LGS is typically accompanied by severe disabilities in gross motor, fine motor, communication, eating and other important skills needed for daily functioning. There is no known cure.
Back in 1998 when Savannah was diagnosed, Dr. Dixon-Salazar recalls that doctors were flummoxed about the root cause of her seizures, giving the family little understanding of their daughter’s illness and no effective treatment options. Needing more answers, Dr. Dixon-Salazar, then a stay-at-home-mom without a college degree, enrolled in a community college and started taking neurobiology courses.
Flash forward more than twenty years, and today Dr.

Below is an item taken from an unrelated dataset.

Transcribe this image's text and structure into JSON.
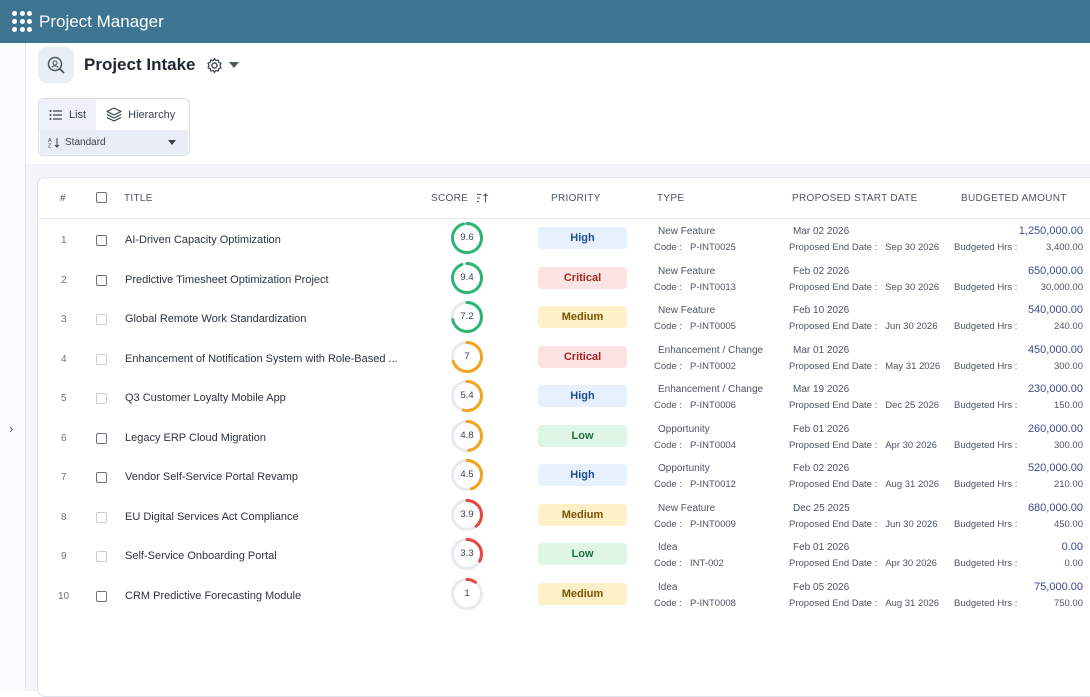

Dixon-Salazar is a PhD neuroscientist and the executive director of the LGS Foundation, a nonprofit dedicated to providing information and support to families affected by LGS. And in collaboration with Lurie Children’s faculty and researchers, she is now spearheading what she calls one of the most powerful research efforts she has ever seen for examining best treatment options for the condition that devastated her daughter’s life.
In March 2021, Sandi Lam, MD, MBA, Chief of Neurosurgery at Lurie Children’s, along with Anne Berg, PhD (research professor and epidemiologist) and Marc Rosenman, MD, MPH (pediatrician, health services researcher, and medical informatics specialist) were among research team members approved for a $4 million funding award by the Patient-Centered Outcomes Research Institute (PCORI) to conduct a study, Comparative effectiveness of palliative surgery versus additional anti-seizure medications for Lennox-Gastaut Syndrome.
The results from this study will help parents and providers make more informed choices about treatment for children with LGS and will highlight areas for improvement in providing the best possible health care for this severe, lifelong disorder, Dr. Lam said.
An all-star team will work together to complete this project, with researchers at Lurie Children's and partner pediatric institutions across the United States. Another unique aspect of the study is that it will draw on the vast health data resources of PCORnet, the National Patient-Centered Clinical Research Institute, to conduct this study more efficiently. With health records for 66 million patients available for observational studies, the PCORI-funded PCORnet provides vast scale to potentially power research on conditions affecting even small numbers of people, said Dr. Lam.
“It has long been suspected that surgery for LGS can lead to even better outcomes than the next medication, but families are reluctant to try surgery as it is a difficult and painful decision for anyone to make for their child,” said Dr. Dixon-Salazar. “And there is hardly any data to support surgery over the next medication. This study will change that and that is a really big deal!”
Savannah is now a 28-year-old “who is living a wonderful life,” said Dr. Dixon-Salazar. “It's not perfect. She suffered much brain damage from seizures. But we are out of that horrible constant crisis mode that most of the LGS families I work with are still living day-to-day. What I want most is for others to find their way out of LGS hell just as Savannah and our family did. I want families to find their treatments, their cures. And I want to help if I can. This research is one way to do that.”